In just the first nine months of the coronavirus pandemic, 8 million more Americans descended into poverty; some 40 million fear eviction or foreclosure (108 million live in rentals) with moratoriums on eviction ending; a mind-boggling 26 million – twice the number before COVID – are “food insecure” (hungry) overwhelming food banks which are now having to ration food, while Republicans, picking up on Trump’s cruel orders, move to make it harder to obtain food stamps. Half of all Americans are unemployed, furloughed, or have lost income because of coronavirus, as the number of people applying for unemployment continue to rise by well over 750,000 each week, but because of Republican obstruction, expanded unemployment benefits end this month for 13 million people.

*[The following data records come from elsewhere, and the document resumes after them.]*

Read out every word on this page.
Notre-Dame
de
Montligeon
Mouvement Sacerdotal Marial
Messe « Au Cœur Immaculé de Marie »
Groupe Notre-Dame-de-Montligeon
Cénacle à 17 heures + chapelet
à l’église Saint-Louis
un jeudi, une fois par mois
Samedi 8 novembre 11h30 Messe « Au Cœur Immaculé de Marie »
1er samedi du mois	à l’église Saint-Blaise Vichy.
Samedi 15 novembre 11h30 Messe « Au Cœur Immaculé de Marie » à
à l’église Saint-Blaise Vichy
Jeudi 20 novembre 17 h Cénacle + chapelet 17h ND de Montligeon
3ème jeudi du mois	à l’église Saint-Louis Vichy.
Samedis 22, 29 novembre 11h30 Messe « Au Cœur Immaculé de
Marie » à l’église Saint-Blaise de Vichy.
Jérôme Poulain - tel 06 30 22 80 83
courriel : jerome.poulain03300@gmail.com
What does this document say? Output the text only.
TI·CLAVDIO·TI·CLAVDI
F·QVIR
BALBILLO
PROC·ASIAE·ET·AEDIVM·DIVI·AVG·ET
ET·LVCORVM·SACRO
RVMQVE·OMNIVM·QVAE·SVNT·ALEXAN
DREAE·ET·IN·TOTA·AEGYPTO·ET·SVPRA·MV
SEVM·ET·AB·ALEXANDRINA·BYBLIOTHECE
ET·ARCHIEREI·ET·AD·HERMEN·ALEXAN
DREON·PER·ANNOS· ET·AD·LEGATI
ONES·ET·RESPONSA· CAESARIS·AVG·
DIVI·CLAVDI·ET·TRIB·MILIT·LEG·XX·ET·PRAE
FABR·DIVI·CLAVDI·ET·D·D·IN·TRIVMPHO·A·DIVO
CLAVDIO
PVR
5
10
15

With the coronavirus pandemic taking its toll not just on lives but livelihoods – forcing people to spend down whatever savings they had, eat into college funds and retirement accounts and nest eggs that would have been used to purchase a home, while pushing millions onto food bank lines and fanning anxiety over homelessness – COVID-19 isn’t just a blip in the road, it is a life-altering change.

Republicans, led by Mitch McConnell, are doing their very best to re-create the society Charles Dickens described in “The Christmas Carol”.

It is truly cynical, as the country waits for the Georgia Senate runoff to decide if the Grim Reaper Moscow Mitch McConnell will continue to rule the country, the Senate majority leader is hinting, teasing at the possibility of some kind of COVID relief package.  But in McConnell’s machinations, COVID relief consists of giving employers unlimited protection against liability for lawsuits from workers who get sick due to their failure to provide a safe workplace.

And it’s so misguided, because whether or not McConnell and the Republicans care, America’s economic growth depends on consumers having the wherewithal to buy stuff – 70 percent of the Gross National Product is generated by consumer spending. The economy – and America’s domestic and global political might – can’t recover until and unless the coronavirus pandemic is ended and policies are in place to, as Biden has said, “Build Back Better.” That includes installing a rational, humane health care system and policies because health care is not just 18 percent of the economy but bankrupts families while pain and suffering robs society of an individual’s productivity and premature death robs families of breadwinners.

Biden hopes to institute policies to lift people out of poverty and strengthen the middle class – what used to be known as the “American Dream.”

This is the season of giving, when those who have managed to amass enormous wealth by cheating others out of a decent life, get to redeem themselves with charitable contributions.

But it shouldn’t be that way. People shouldn’t have to beg.